A usucapião familiar não é uma penalidade ao cônjuge que abandonou o lar

Inicialmente, a usucapião familiar não constitui uma penalidade ao cônjuge que abandonou o lar.

A redação da Emenda Constitucional nº 66/2010, parágrafo 6º, que alterou o artigo 226 da Constituição, dispõe que o divórcio dissolve o casamento, não sendo mais necessário se discutir sobre a culpa do cônjuge pelo rompimento do casal.

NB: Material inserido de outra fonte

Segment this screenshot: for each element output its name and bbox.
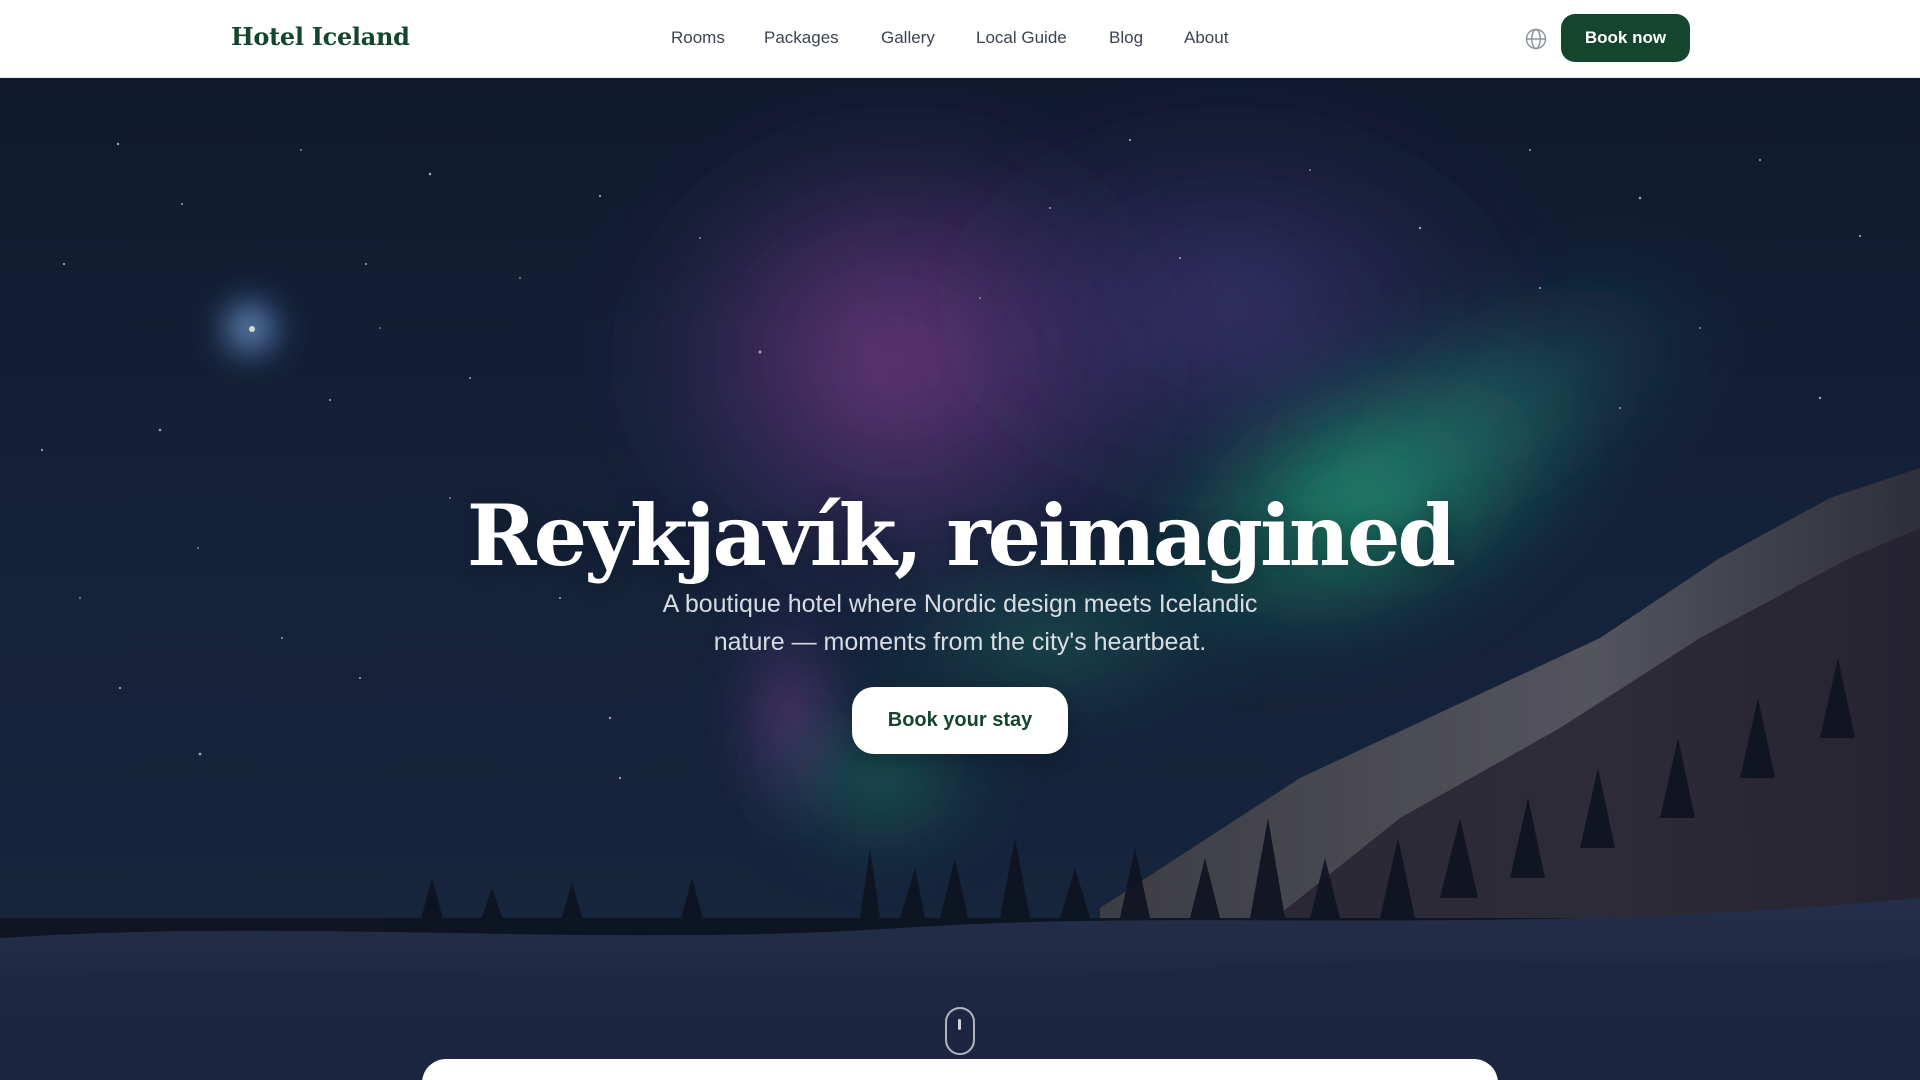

Assim, a usucapião por abandono do lar consiste apenas em uma proteção ao ex-cônjuge ou ex-companheiro que teve que arcar com pagamento de tributos e demais despesas advindas do imóvel.

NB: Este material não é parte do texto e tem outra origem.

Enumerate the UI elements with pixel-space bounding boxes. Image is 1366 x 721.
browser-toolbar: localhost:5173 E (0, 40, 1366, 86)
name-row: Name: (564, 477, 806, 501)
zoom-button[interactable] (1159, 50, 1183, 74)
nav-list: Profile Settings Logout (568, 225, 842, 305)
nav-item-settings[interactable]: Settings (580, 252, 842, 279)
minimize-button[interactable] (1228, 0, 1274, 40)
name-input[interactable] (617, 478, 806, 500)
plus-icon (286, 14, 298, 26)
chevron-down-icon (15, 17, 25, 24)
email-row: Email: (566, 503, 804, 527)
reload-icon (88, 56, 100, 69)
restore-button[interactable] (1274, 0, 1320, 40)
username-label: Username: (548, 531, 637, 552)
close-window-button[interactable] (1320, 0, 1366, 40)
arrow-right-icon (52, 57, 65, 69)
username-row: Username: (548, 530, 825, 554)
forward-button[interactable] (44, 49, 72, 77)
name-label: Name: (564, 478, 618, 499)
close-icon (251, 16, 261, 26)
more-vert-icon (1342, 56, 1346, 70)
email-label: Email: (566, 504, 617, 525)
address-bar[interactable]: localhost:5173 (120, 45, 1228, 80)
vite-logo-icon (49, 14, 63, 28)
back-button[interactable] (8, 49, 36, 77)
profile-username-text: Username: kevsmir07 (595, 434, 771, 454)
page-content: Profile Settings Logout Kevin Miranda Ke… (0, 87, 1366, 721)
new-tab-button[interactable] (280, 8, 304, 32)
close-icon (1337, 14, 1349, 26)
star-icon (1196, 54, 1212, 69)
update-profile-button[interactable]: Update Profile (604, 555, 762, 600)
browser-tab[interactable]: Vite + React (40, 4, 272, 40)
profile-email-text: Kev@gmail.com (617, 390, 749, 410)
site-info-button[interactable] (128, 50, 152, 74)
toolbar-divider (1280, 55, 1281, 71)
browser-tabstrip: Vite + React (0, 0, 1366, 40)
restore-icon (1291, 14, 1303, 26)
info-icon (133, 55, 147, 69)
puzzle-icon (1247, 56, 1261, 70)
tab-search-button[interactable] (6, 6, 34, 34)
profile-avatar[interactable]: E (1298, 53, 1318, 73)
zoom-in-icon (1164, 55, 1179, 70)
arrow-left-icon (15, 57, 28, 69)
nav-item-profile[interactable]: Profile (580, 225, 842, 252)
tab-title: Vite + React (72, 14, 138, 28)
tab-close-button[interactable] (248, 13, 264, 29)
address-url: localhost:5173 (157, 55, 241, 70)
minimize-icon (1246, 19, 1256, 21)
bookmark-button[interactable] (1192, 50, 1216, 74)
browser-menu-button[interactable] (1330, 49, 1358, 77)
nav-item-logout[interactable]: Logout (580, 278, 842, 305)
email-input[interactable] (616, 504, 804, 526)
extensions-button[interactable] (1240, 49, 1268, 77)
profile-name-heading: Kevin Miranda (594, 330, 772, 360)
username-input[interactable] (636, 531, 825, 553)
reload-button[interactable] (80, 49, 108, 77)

A usucapião por abandono do lar visa, sobretudo, salvaguardar o direito à moradia do ex-cônjuge que permaneceu no imóvel, protegendo a família do abandono.

Requisitos para a ação de usucapião por abandono do lar

Dispõe o art. 1.240-A, do Código Civil:

Aquele que exercer, por 2 (dois) anos ininterruptamente e sem oposição, posse direta, com exclusividade, sobre imóvel urbano de até 250m² (duzentos e cinquenta metros quadrados) cuja propriedade divida com ex-cônjuge ou ex-companheiro que abandonou o lar, utilizando-o para sua moradia ou de sua família, adquirir-lhe-á o domínio integral, desde que não seja proprietário de outro imóvel urbano ou rural. (Incluído pela Lei nº 12.424, de 2011)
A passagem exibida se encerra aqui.